My two cents on the “abortion is murder” sentiment:
I believe that abortion /is/ the act of taking a potential life or a life (depending on when it happens). I also believe that it is the person who is carrying the pregnancy's choice to end that life.
Pregnancy and birth is beautifully and dangerously intertwined with death (life and death are part of each other, after all). Spontaneous abortion occurs in 20% of pregnancies, and fetal demise and intrauterine death are not uncommon (though less so in the industrialized world due to medical intervention that allows baby's to be born well before their time or to keep babys in the mother's body). It happens for a million reasons, but it boils down to two categories: a) the placenta or fetus had abnormalities that weren't compatible with continuing its own life b) something about the mother's body wasn't compatible with carrying another life.
A maternal infection can cause spontaneous abortion or still birth, as can gestational diabetes mellitus, malnutrition, stress, psychological trauma, environmental toxins, etc. Miscarriage or still birth can occur when the mother's body literally attacks the child's blood and body as in cases of Rh sensitization, etc. In all of these cases (we assume) a perfectly healthy, viable life is ended because a person cannot support another life if their own is endangered by external forces or by the pregnancy itself.
Why then, is the choice to choose one's own life over another considered outside the realm of morality and malicious blame only when there is a clear diagnosable medical or biological component. What of those whose emotional health and well being are threatened by a pregnancy, what of someone whose ability of provide for themselves physically (by way of finances) would be in jeopardy, or whose whole way of life and what they value is endangered by having to sustain another life in utero and after? There is a great quote in the Jane zine “I know some people say it's wrong, abortion, that you shouldn't take a life. And maybe you did take a life. But it's all give and take isn't it? My mother always said that everything always comes down to give and take. So, the baby today, that was the taking – and me, me, my own life, I think that was the giving.”

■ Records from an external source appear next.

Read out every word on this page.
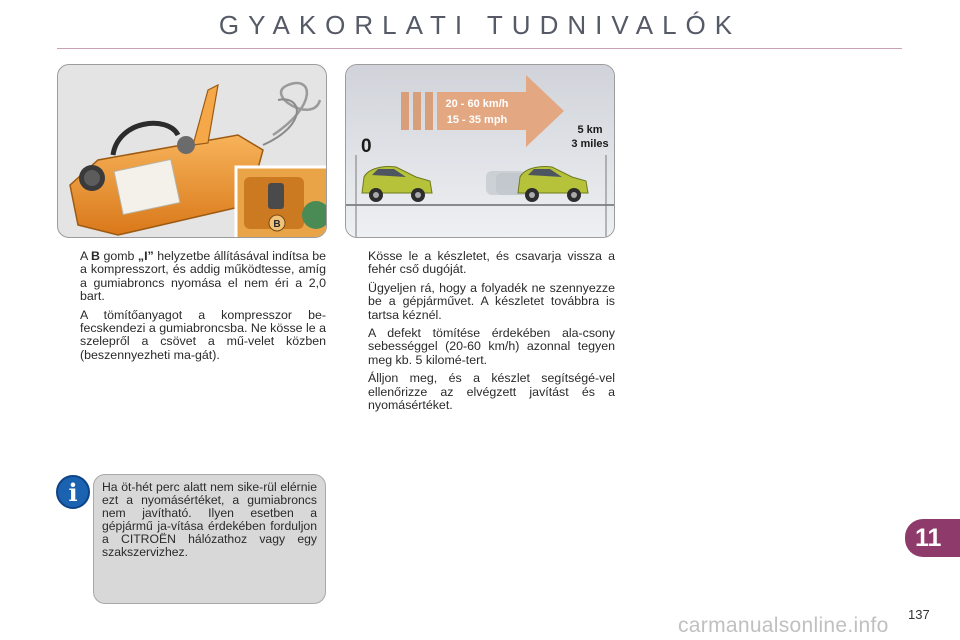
GYAKORLATI TUDNIVALÓK
B
20 - 60 km/h
15 - 35 mph
0
5 km
3 miles

A B gomb „I” helyzetbe állításával indítsa be a kompresszort, és addig működtesse, amíg a gumiabroncs nyomása el nem éri a 2,0 bart.

A tömítőanyagot a kompresszor be-fecskendezi a gumiabroncsba. Ne kösse le a szelepről a csövet a mű-velet közben (beszennyezheti ma-gát).

Kösse le a készletet, és csavarja vissza a fehér cső dugóját.

Ügyeljen rá, hogy a folyadék ne szennyezze be a gépjárművet. A készletet továbbra is tartsa kéznél.

A defekt tömítése érdekében ala-csony sebességgel (20-60 km/h) azonnal tegyen meg kb. 5 kilomé-tert.

Álljon meg, és a készlet segítségé-vel ellenőrizze az elvégzett javítást és a nyomásértéket.

i	Ha öt-hét perc alatt nem sike-rül elérnie ezt a nyomásértéket, a gumiabroncs nem javítható. Ilyen esetben a gépjármű ja-vítása érdekében forduljon a CITROËN hálózathoz vagy egy szakszervizhez.

11
137
carmanualsonline.info
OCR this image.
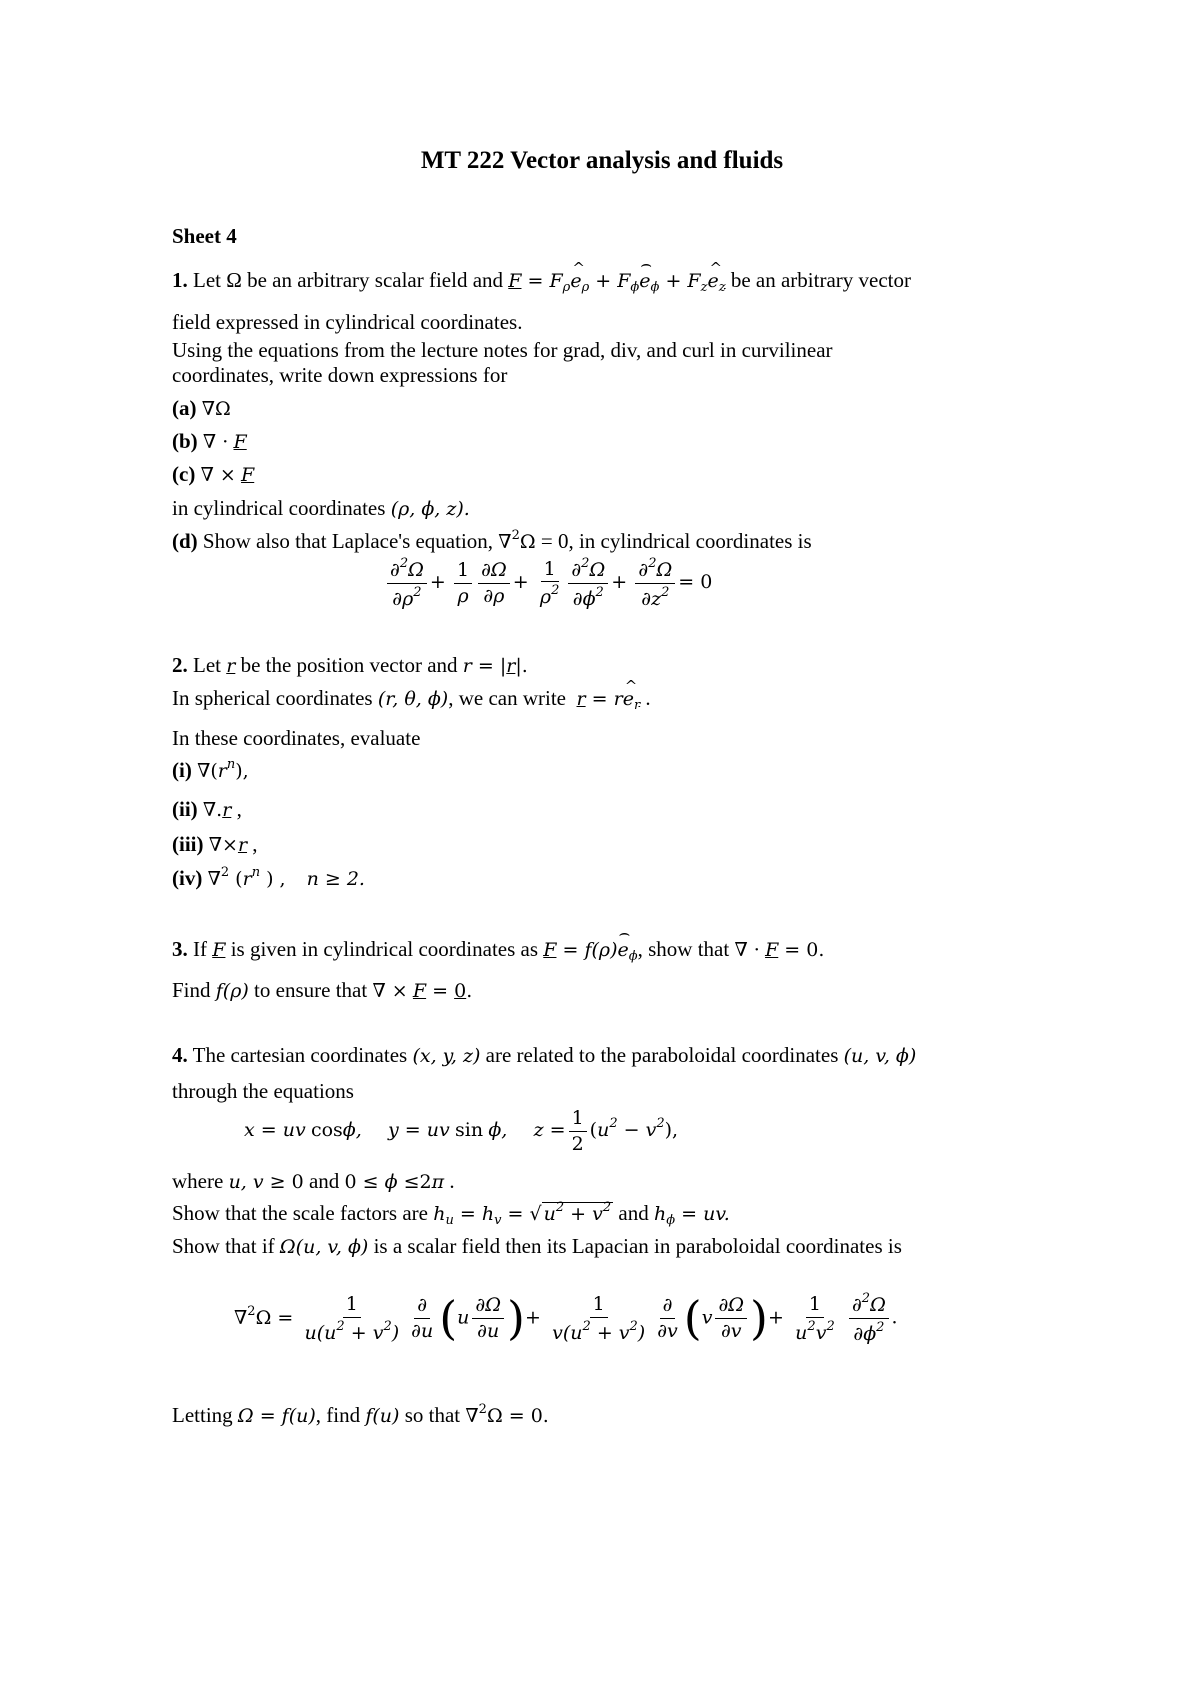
MT 222 Vector analysis and fluids
Sheet 4
1. Let Ω be an arbitrary scalar field and $F = F_\rho\^{}$ $e_\rho$ + $F_\phi⌢$ $e_\phi$ + $F_z\^{}$ $e_z$ be an arbitrary vector
field expressed in cylindrical coordinates.
Using the equations from the lecture notes for grad, div, and curl in curvilinear
coordinates, write down expressions for
(a) ∇Ω
(b) ∇ · F
(c) ∇ × F
in cylindrical coordinates (ρ, ϕ, z).
(d) Show also that Laplace's equation, ∇$^2$Ω = 0, in cylindrical coordinates is
$\frac{\partial^2\Omega}{\partial\rho^2} + \frac{1}{\rho} \frac{\partial\Omega}{\partial\rho} + \frac{1}{\rho^2} \frac{\partial^2\Omega}{\partial\phi^2} + \frac{\partial^2\Omega}{\partial z^2} = 0$
2. Let r be the position vector and r = |r|.
In spherical coordinates (r, θ, ϕ), we can write r = r^ $e_r$ .
In these coordinates, evaluate
(i) $\nabla(r^n)$,
(ii) ∇.r ,
(iii) ∇×r ,
(iv) ∇$^2$ ($r^n$ ) , n ≥ 2.
3. If F is given in cylindrical coordinates as F = f(ρ)⌢ $e_\phi$, show that ∇ · F = 0.
Find f(ρ) to ensure that ∇ × F = 0.
4. The cartesian coordinates (x, y, z) are related to the paraboloidal coordinates (u, v, ϕ)
through the equations
x = uv cosϕ, y = uv sin ϕ, $z = \frac{1}{2} (u^2 - v^2)$,
where u, v ≥ 0 and 0 ≤ ϕ ≤2π .
Show that the scale factors are $h_u = h_v$ = √ $u^2 + v^2$ and $h_\phi$ = uv.
Show that if Ω(u, v, ϕ) is a scalar field then its Lapacian in paraboloidal coordinates is
$\nabla^2\Omega = \frac{1}{u(u^2 + v^2)} \frac{\partial}{\partial u} (u \frac{\partial\Omega}{\partial u}$ )+ $\frac{1}{v(u^2 + v^2)} \frac{\partial}{\partial v} (v \frac{\partial\Omega}{\partial v}$ )+ $\frac{1}{u^2v^2}$
$\frac{\partial^2\Omega}{\partial\phi^2}$ .
Letting Ω = f(u), find f(u) so that ∇$^2$Ω = 0.
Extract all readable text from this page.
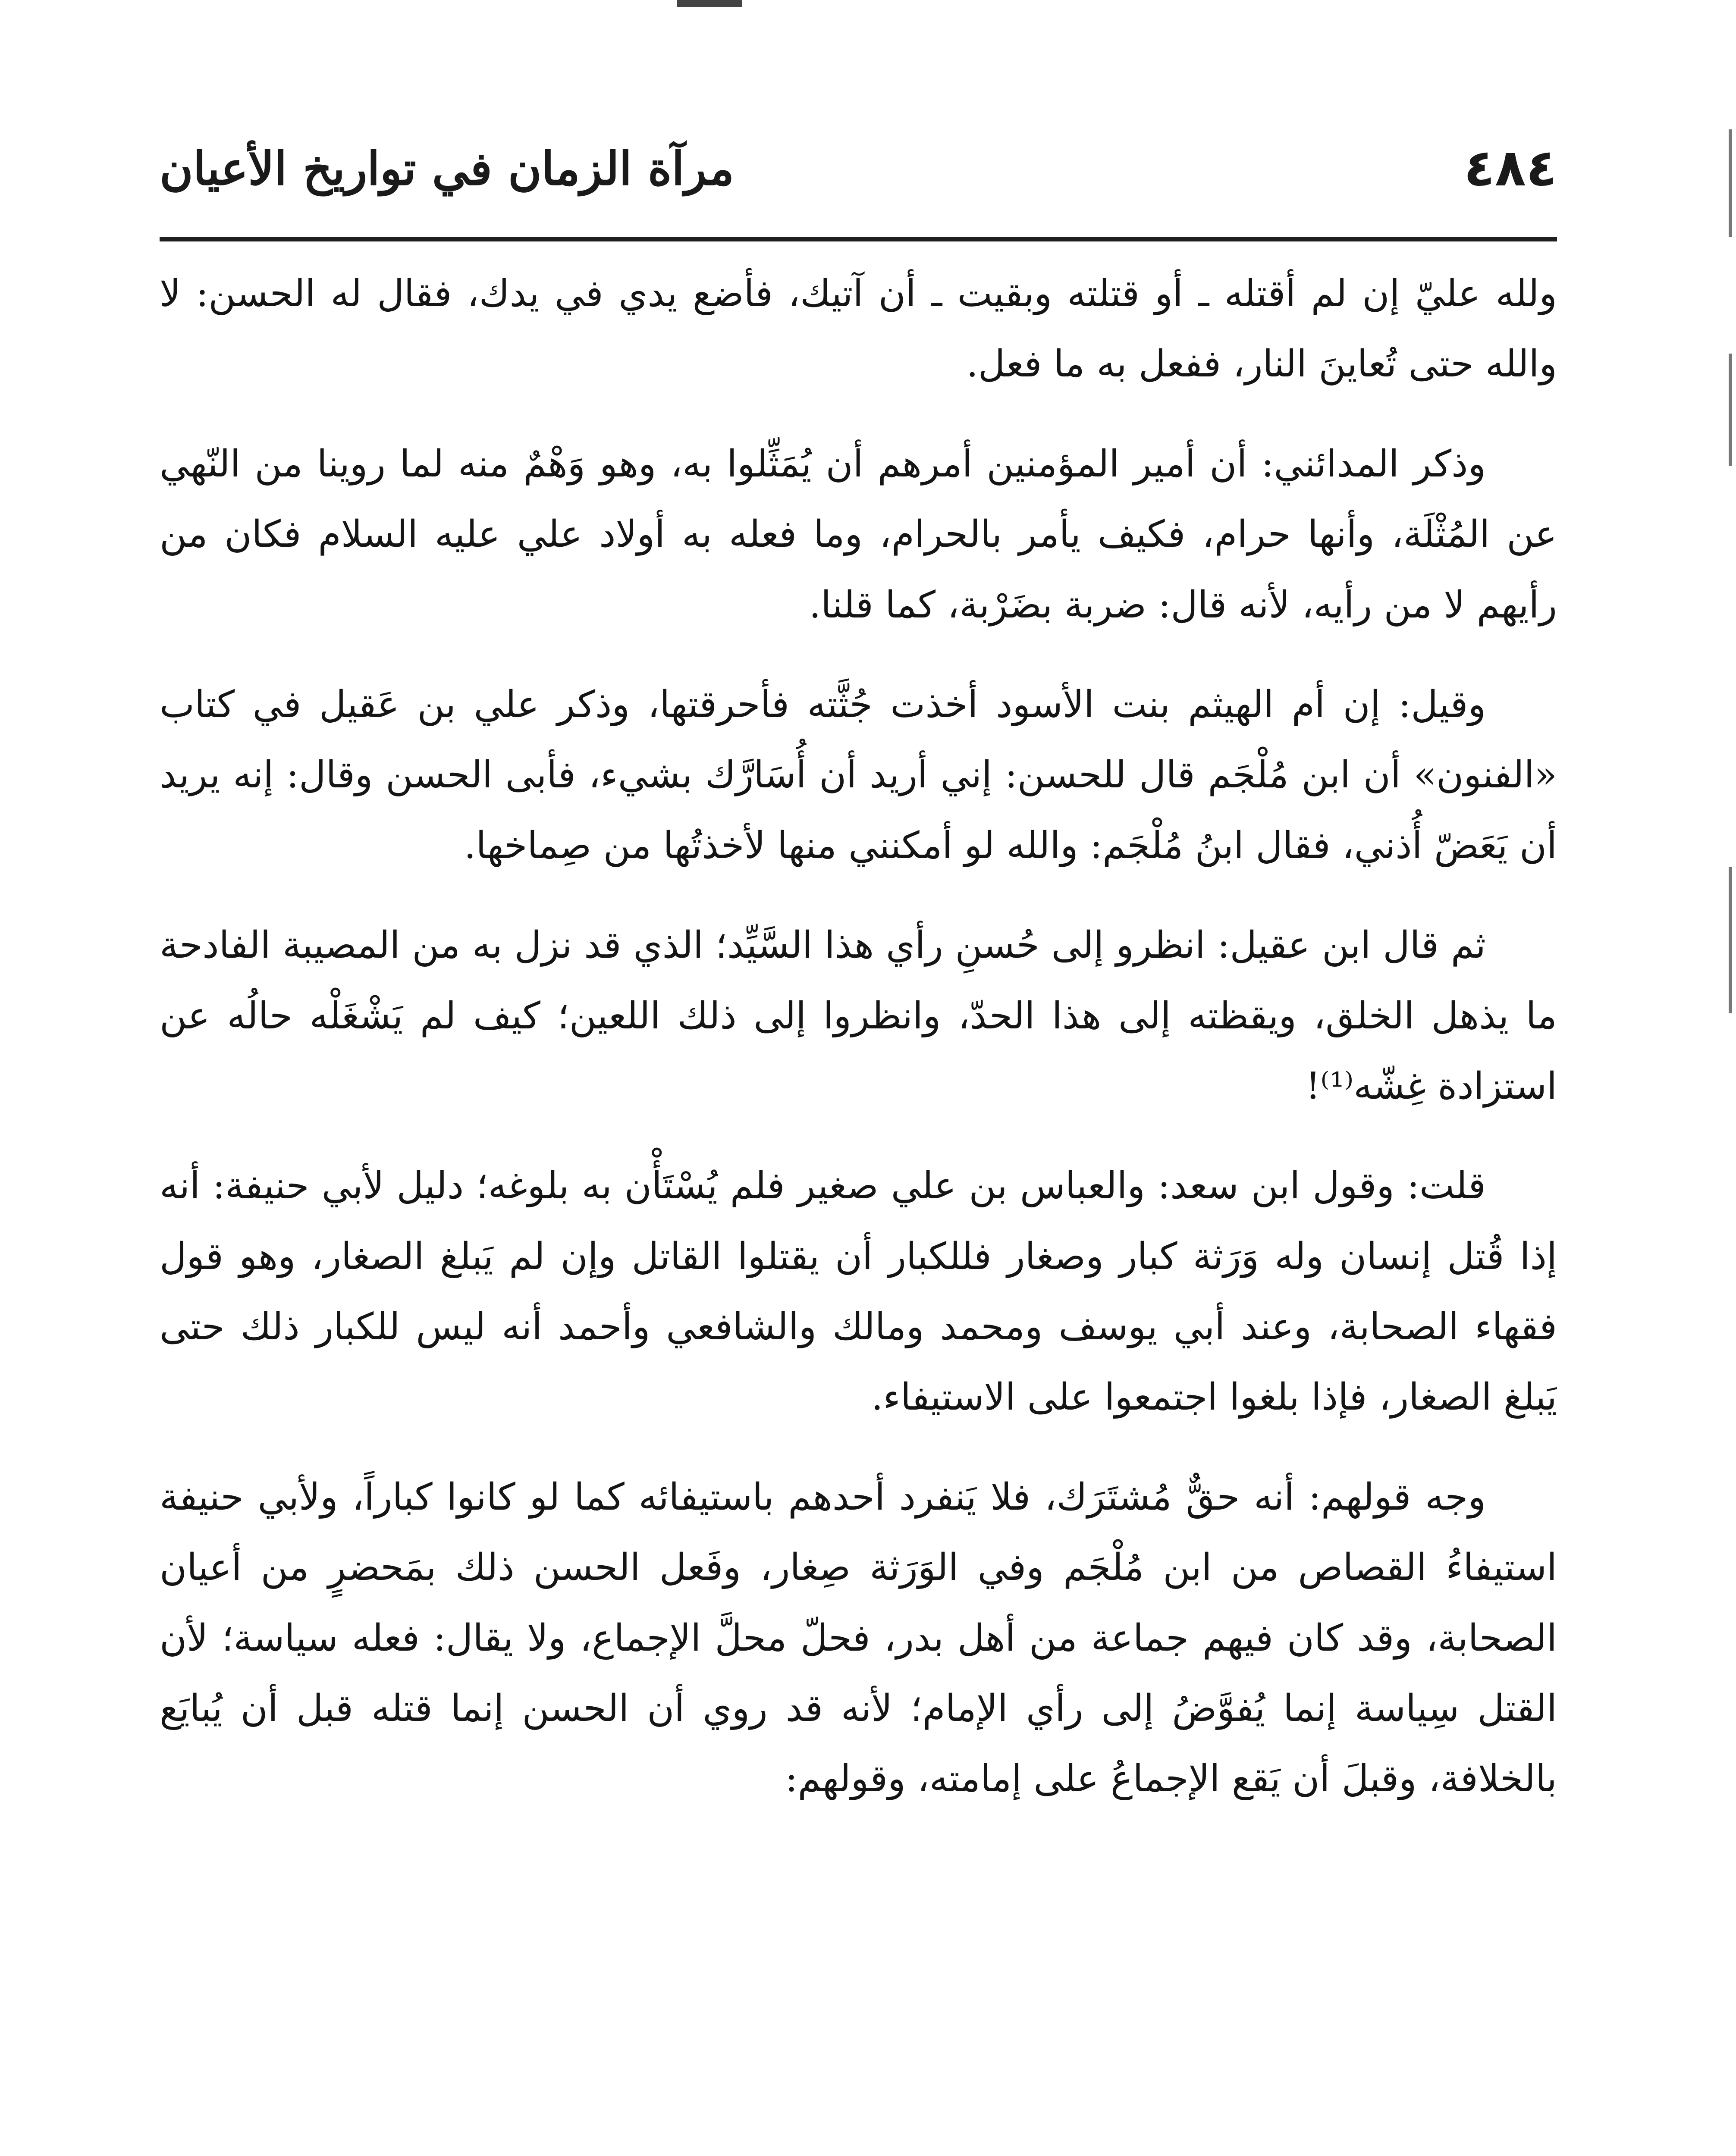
٤٨٤
مرآة الزمان في تواريخ الأعيان

ولله عليّ إن لم أقتله ـ أو قتلته وبقيت ـ أن آتيك، فأضع يدي في يدك، فقال له الحسن: لا والله حتى تُعاينَ النار، ففعل به ما فعل.

وذكر المدائني: أن أمير المؤمنين أمرهم أن يُمَثِّلوا به، وهو وَهْمٌ منه لما روينا من النّهي عن المُثْلَة، وأنها حرام، فكيف يأمر بالحرام، وما فعله به أولاد علي عليه السلام فكان من رأيهم لا من رأيه، لأنه قال: ضربة بضَرْبة، كما قلنا.

وقيل: إن أم الهيثم بنت الأسود أخذت جُثَّته فأحرقتها، وذكر علي بن عَقيل في كتاب «الفنون» أن ابن مُلْجَم قال للحسن: إني أريد أن أُسَارَّك بشيء، فأبى الحسن وقال: إنه يريد أن يَعَضّ أُذني، فقال ابنُ مُلْجَم: والله لو أمكنني منها لأخذتُها من صِماخها.

ثم قال ابن عقيل: انظرو إلى حُسنِ رأي هذا السَّيِّد؛ الذي قد نزل به من المصيبة الفادحة ما يذهل الخلق، ويقظته إلى هذا الحدّ، وانظروا إلى ذلك اللعين؛ كيف لم يَشْغَلْه حالُه عن استزادة غِشّه⁽¹⁾!

قلت: وقول ابن سعد: والعباس بن علي صغير فلم يُسْتَأْن به بلوغه؛ دليل لأبي حنيفة: أنه إذا قُتل إنسان وله وَرَثة كبار وصغار فللكبار أن يقتلوا القاتل وإن لم يَبلغ الصغار، وهو قول فقهاء الصحابة، وعند أبي يوسف ومحمد ومالك والشافعي وأحمد أنه ليس للكبار ذلك حتى يَبلغ الصغار، فإذا بلغوا اجتمعوا على الاستيفاء.

وجه قولهم: أنه حقٌّ مُشتَرَك، فلا يَنفرد أحدهم باستيفائه كما لو كانوا كباراً، ولأبي حنيفة استيفاءُ القصاص من ابن مُلْجَم وفي الوَرَثة صِغار، وفَعل الحسن ذلك بمَحضرٍ من أعيان الصحابة، وقد كان فيهم جماعة من أهل بدر، فحلّ محلَّ الإجماع، ولا يقال: فعله سياسة؛ لأن القتل سِياسة إنما يُفوَّضُ إلى رأي الإمام؛ لأنه قد روي أن الحسن إنما قتله قبل أن يُبايَع بالخلافة، وقبلَ أن يَقع الإجماعُ على إمامته، وقولهم:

Life necessitates death to sustain life.This reality is only excepted in context of animal and plant life - but as anarchists we should recognize that humans are part of the web of this. Who is any one else to force someone sacrifice their own life for another. Many anarchists would argue that if an abusive partner was threatening a person, that person would be justified in ending the abusers life. That taking a cop or politician's life is part of bringing about some people's freedom. So and so on. The issue is a moral stance on who is justified to defend their life and who is allowed to dictate what defines defending ones own life.
*edited to fix my habitually bad spelling/typing.